No Brasil, estas técnicas ainda não são regulamentadas, porém podem ser encontradas realizadas de forma artesanal por parteiras, doulas ou casas de parto humanizado. As amigas Iara Silveira e Ana Cyntia, ambas enfermeiras obstétricas e neonatologistas, criaram juntas a Luz de Candeeiro, em Brasília (DF), que realiza partos domiciliares, hospitalares e presta atendimento humanizado às gestantes e familiares. As duas realizam a técnica de desidratar e encapsular placentas, aprendida em um treinamento em Nevada, nos Estados Unidos.
Em três anos de existência, a Luz de Candeeiro já encapsulou cerca de cem placentas. Ana Cyntia disse ao Lunetas que o processo realizado por elas dura aproximadamente 48 horas e que somente fornecem as cápsulas para as mulheres “donas” das placentas. “Não vendemos e nem divulgamos cápsula de placenta para pessoas, somente desidratamos e devolvemos a placenta em cápsulas para mulheres que atendemos, mesmo porque nelas há o sangue da mãe e do bebê”, explicou.
Ingerir a placenta após o parto faz bem ou mal à saúde?
A prática de consumir placenta ainda não faz parte da cultura brasileira, mas em países como os Estados Unidos, Canadá e Inglaterra, por exemplo, muitas mulheres têm acesso às cápsulas e tinturas feitas com o órgão. Segundo Ana Cyntia, na Inglaterra já até é possível encomendar um kit de desidratação e encapsulação de placenta para ser usado pela mãe e depois devolvido ao fornecedor.
É importante ressaltar que ainda não há evidências científicas sobre benefícios ou malefícios de se consumir placenta. As opiniões de médicos sobre o assunto são divergentes pelo mundo afora. Alguns acreditam que a prática realmente é benéfica, embora ainda não haja nenhuma comprovação da ciência.
Algumas universidades estrangeiras estudam o tema e a Faculdade de Medicina de Nothwestern, em Chicago, Nos Estados Unidos, concluiu que comer placenta não oferece nenhum benefício à mulher, alegando que os relatos positivos são subjetivos e alertando para riscos à saúde da mãe, devido ao fato de o órgão ser rico em fluxo sanguíneo. Já a Universidade de Nevada, em Reno, também nos Estados Unidos, entrevistou mulheres que comeram suas placentas, sendo que muitas relataram benefícios.

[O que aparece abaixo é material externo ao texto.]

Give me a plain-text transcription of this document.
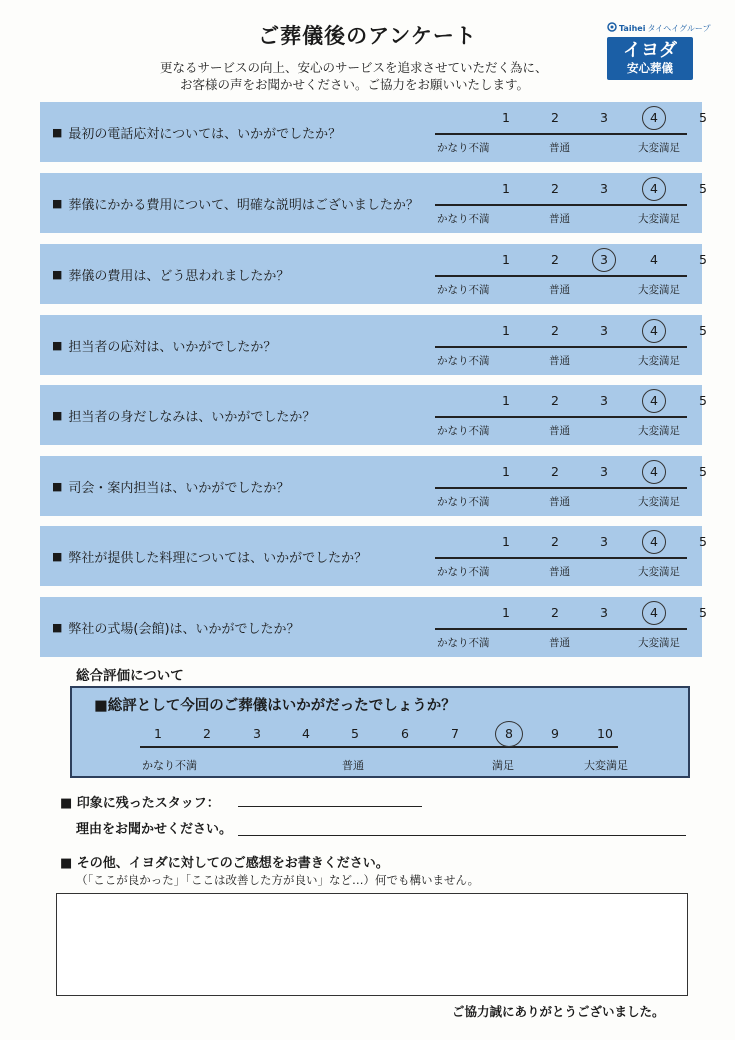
ご葬儀後のアンケート
更なるサービスの向上、安心のサービスを追求させていただく為に、
お客様の声をお聞かせください。ご協力をお願いいたします。
Taihei タイヘイグループ
イヨダ
安心葬儀
■ 最初の電話応対については、いかがでしたか？
1	2	3	4	5
かなり不満	普通	大変満足
■ 葬儀にかかる費用について、明確な説明はございましたか？
1	2	3	4	5
かなり不満	普通	大変満足
■ 葬儀の費用は、どう思われましたか？
1	2	3	4	5
かなり不満	普通	大変満足
■ 担当者の応対は、いかがでしたか？
1	2	3	4	5
かなり不満	普通	大変満足
■ 担当者の身だしなみは、いかがでしたか？
1	2	3	4	5
かなり不満	普通	大変満足
■ 司会・案内担当は、いかがでしたか？
1	2	3	4	5
かなり不満	普通	大変満足
■ 弊社が提供した料理については、いかがでしたか？
1	2	3	4	5
かなり不満	普通	大変満足
■ 弊社の式場(会館)は、いかがでしたか？
1	2	3	4	5
かなり不満	普通	大変満足
総合評価について
■総評として今回のご葬儀はいかがだったでしょうか？
1	2	3	4	5	6	7	8	9	10
かなり不満	普通	満足	大変満足
■ 印象に残ったスタッフ：
理由をお聞かせください。
■ その他、イヨダに対してのご感想をお書きください。
（「ここが良かった」「ここは改善した方が良い」など…）何でも構いません。
ご協力誠にありがとうございました。
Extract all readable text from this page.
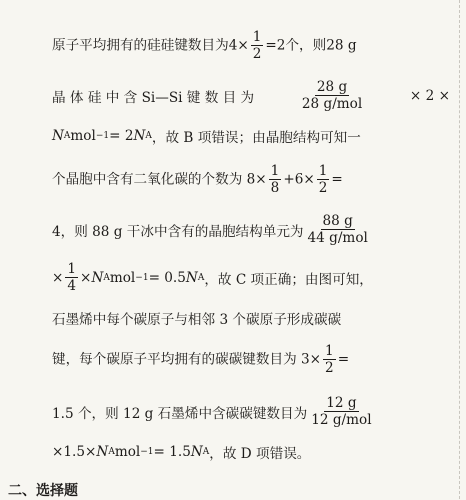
原子平均拥有的硅硅键数目为$4\times \frac{1}{2} =2$个，则28 g
晶 体 硅 中 含 Si—Si 键 数 目 为	$\frac{28 g}{\text{28 g/mol}}$	× 2 ×
N A mol −1 = 2 N A ，故 B 项错误；由晶胞结构可知一
个晶胞中含有二氧化碳的个数为 $8\times \frac{1}{8} +6\times \frac{1}{2}$ =
4，则 88 g 干冰中含有的晶胞结构单元为 $\frac{88 g}{\text{44 g/mol}}$
× $\frac{1}{4} \times N$ A mol −1 = 0.5 N A ，故 C 项正确；由图可知，
石墨烯中每个碳原子与相邻 3 个碳原子形成碳碳
键，每个碳原子平均拥有的碳碳键数目为 $3\times \frac{1}{2}$ =
1.5 个，则 12 g 石墨烯中含碳碳键数目为 $\frac{12 g}{\text{12 g/mol}}$
×1.5× N A mol −1 = 1.5 N A ，故 D 项错误。
二、选择题
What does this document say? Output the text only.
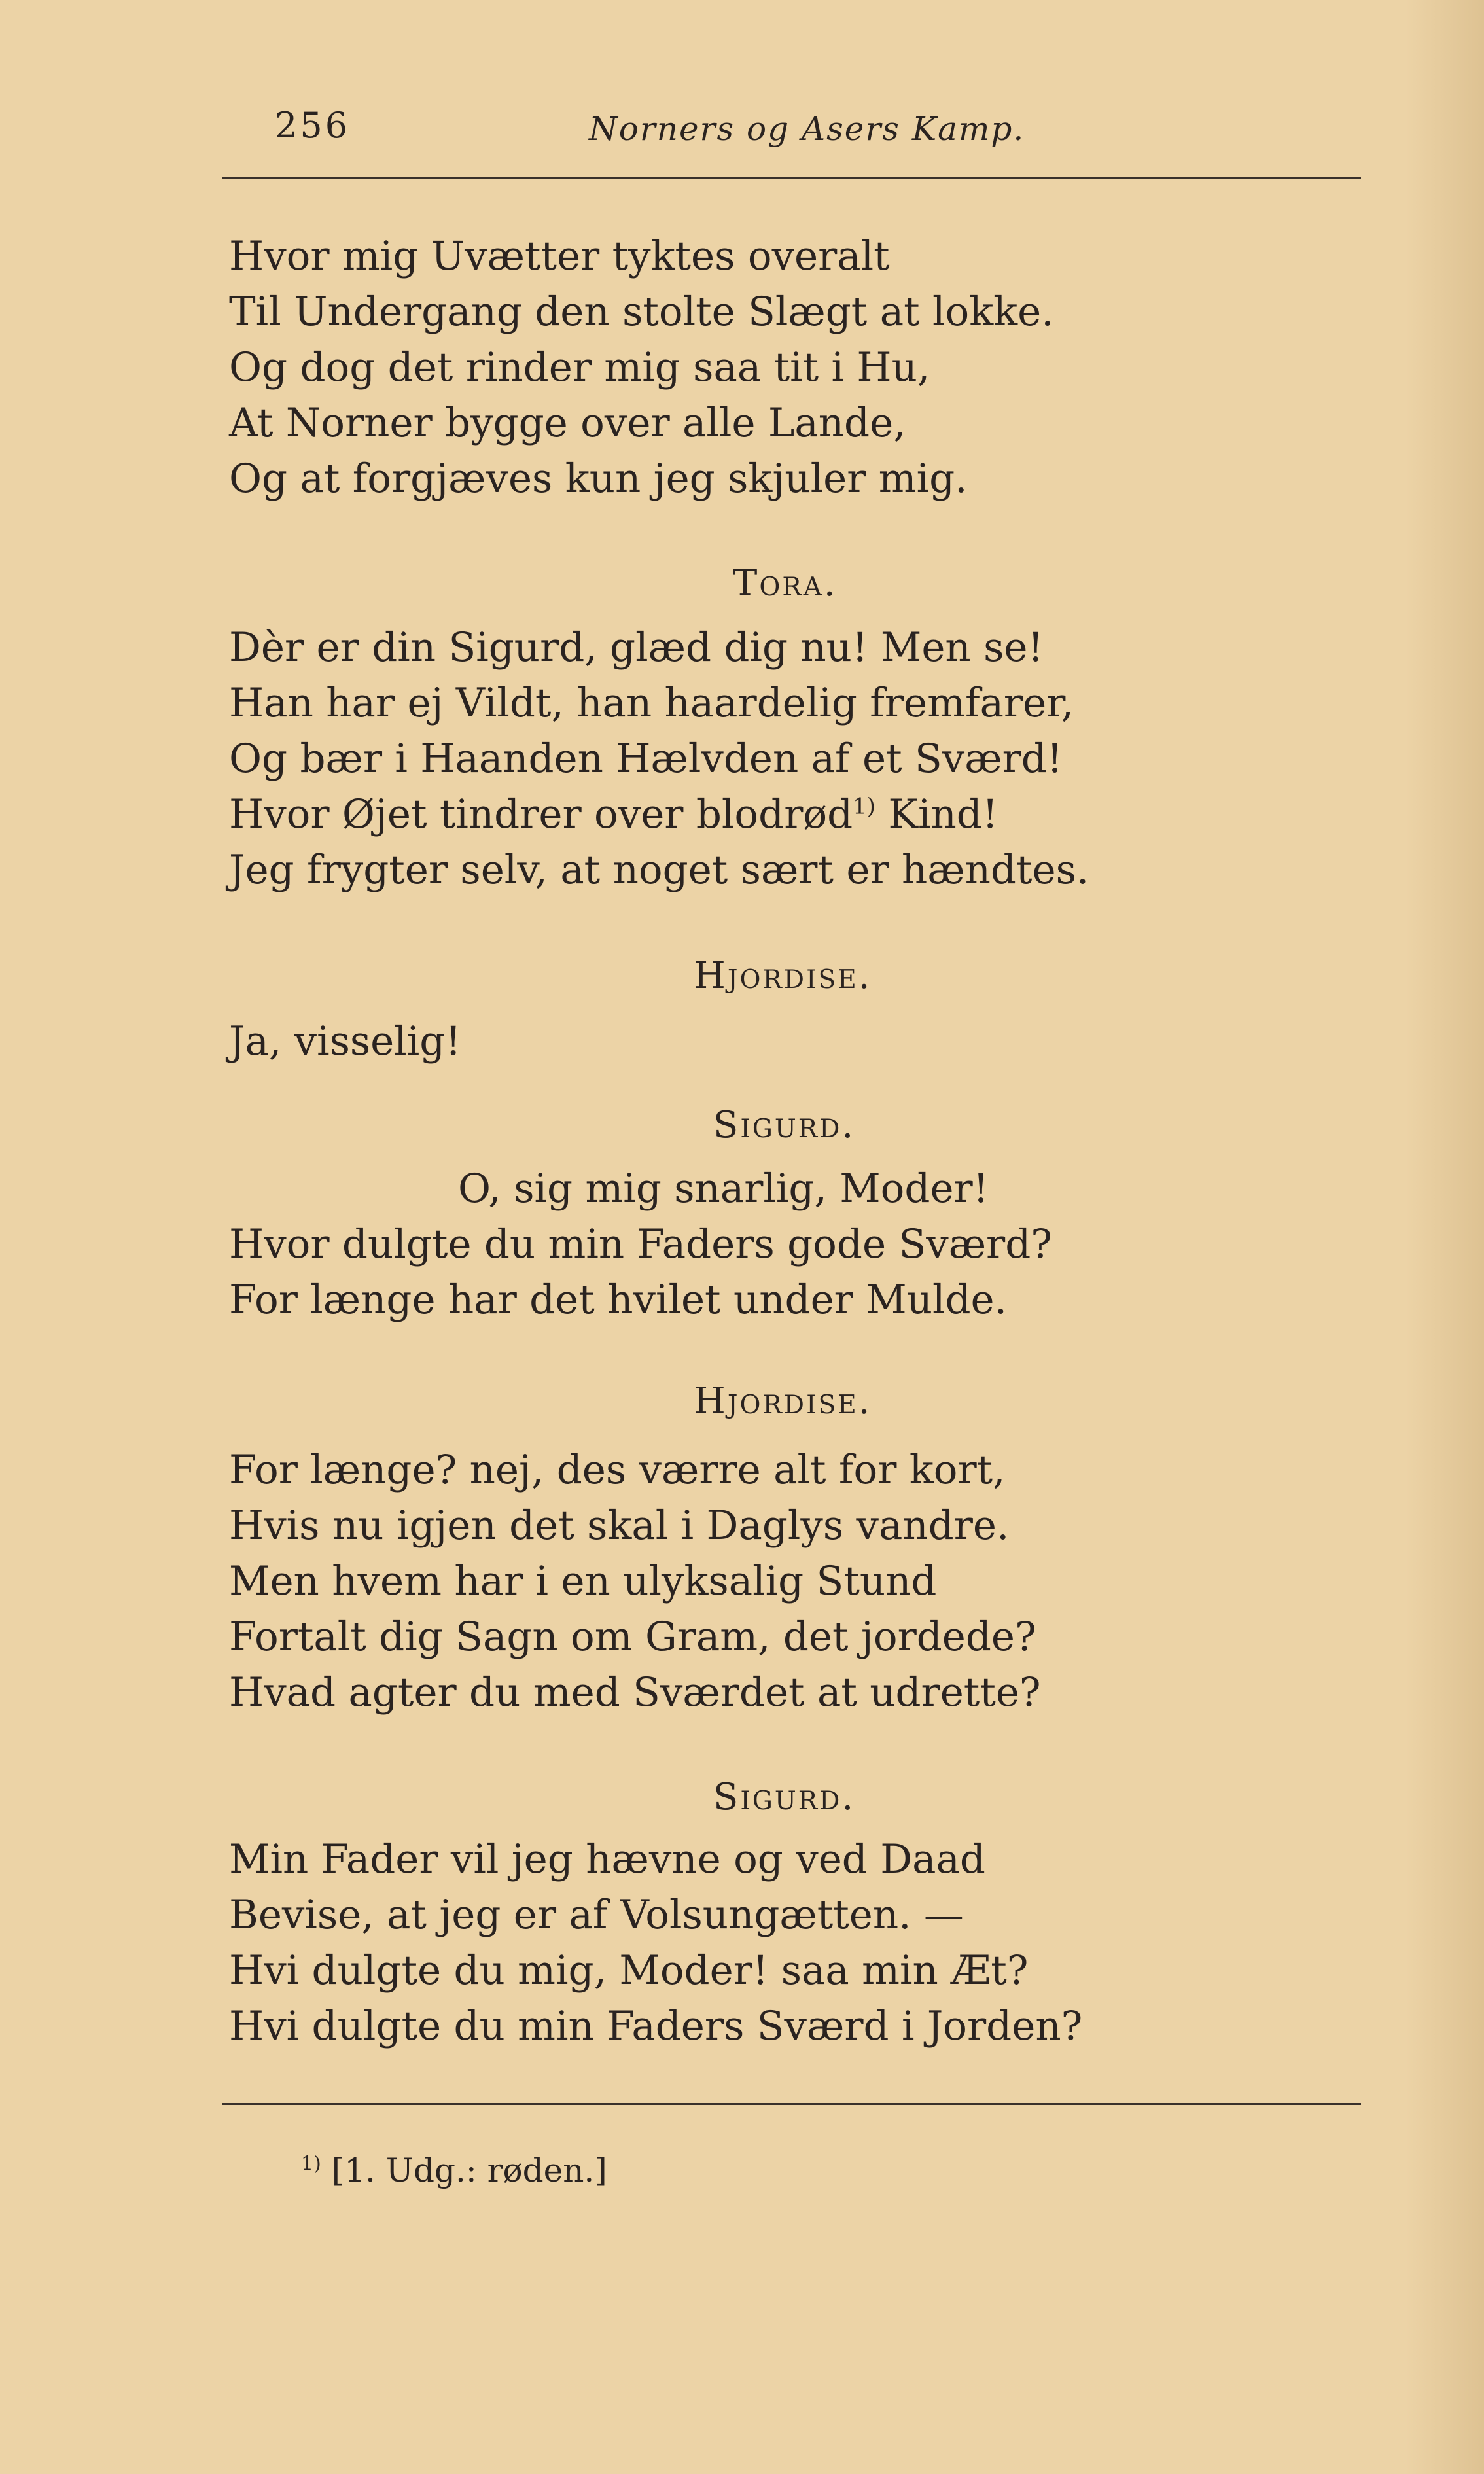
256	Norners og Asers Kamp.
Hvor mig Uvætter tyktes overalt
Til Undergang den stolte Slægt at lokke.
Og dog det rinder mig saa tit i Hu,
At Norner bygge over alle Lande,
Og at forgjæves kun jeg skjuler mig.
Tora.
Dèr er din Sigurd, glæd dig nu! Men se!
Han har ej Vildt, han haardelig fremfarer,
Og bær i Haanden Hælvden af et Sværd!
Hvor Øjet tindrer over blodrød$^{1)}$ Kind!
Jeg frygter selv, at noget sært er hændtes.
Hjordise.
Ja, visselig!
Sigurd.
O, sig mig snarlig, Moder!
Hvor dulgte du min Faders gode Sværd?
For længe har det hvilet under Mulde.
Hjordise.
For længe? nej, des værre alt for kort,
Hvis nu igjen det skal i Daglys vandre.
Men hvem har i en ulyksalig Stund
Fortalt dig Sagn om Gram, det jordede?
Hvad agter du med Sværdet at udrette?
Sigurd.
Min Fader vil jeg hævne og ved Daad
Bevise, at jeg er af Volsungætten. —
Hvi dulgte du mig, Moder! saa min Æt?
Hvi dulgte du min Faders Sværd i Jorden?
$^{1)}$ [1. Udg.: røden.]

A placenta transformada em arte
Este assunto chama a atenção de muitas pessoas, não somente de doulas, parteiras ou profissionais ligados a partos e à saúde. É o caso da fotógrafa Márcia Kohatsu, fotógrafa que resolveu trabalhar com partos humanizados em 2014, ano que engravidou e buscou informações sobre o universo do nascimento de bebês.
“Percebi o quanto o tema parto está cheio de informações equivocadas, de tabus, de preconceitos, de má conduta médica e de violência”
Segundo a fotógrafa, as mulheres devem se informar e se empoderar para conseguirem ter um parto respeitoso. Com vontade de colaborar com a mudança de paradigmas, Márcia decidiu doar seu tempo e talento para o projeto “À Luz do Parto”, que retrata através de suas imagens “as dores e as delícias do parir”.
“Cada mulher escolhe sua forma de honrar e agradecer sua placenta”
A fotógrafa disse que em seu projeto a placenta tem um lugar especial, pois ela é considerada por muitos como “árvore da vida, a primeira mãe”. Para a curitibana, a placenta é da mulher, de direito da mãe e, por isso, cabe somente a ela resolver qual destino dar.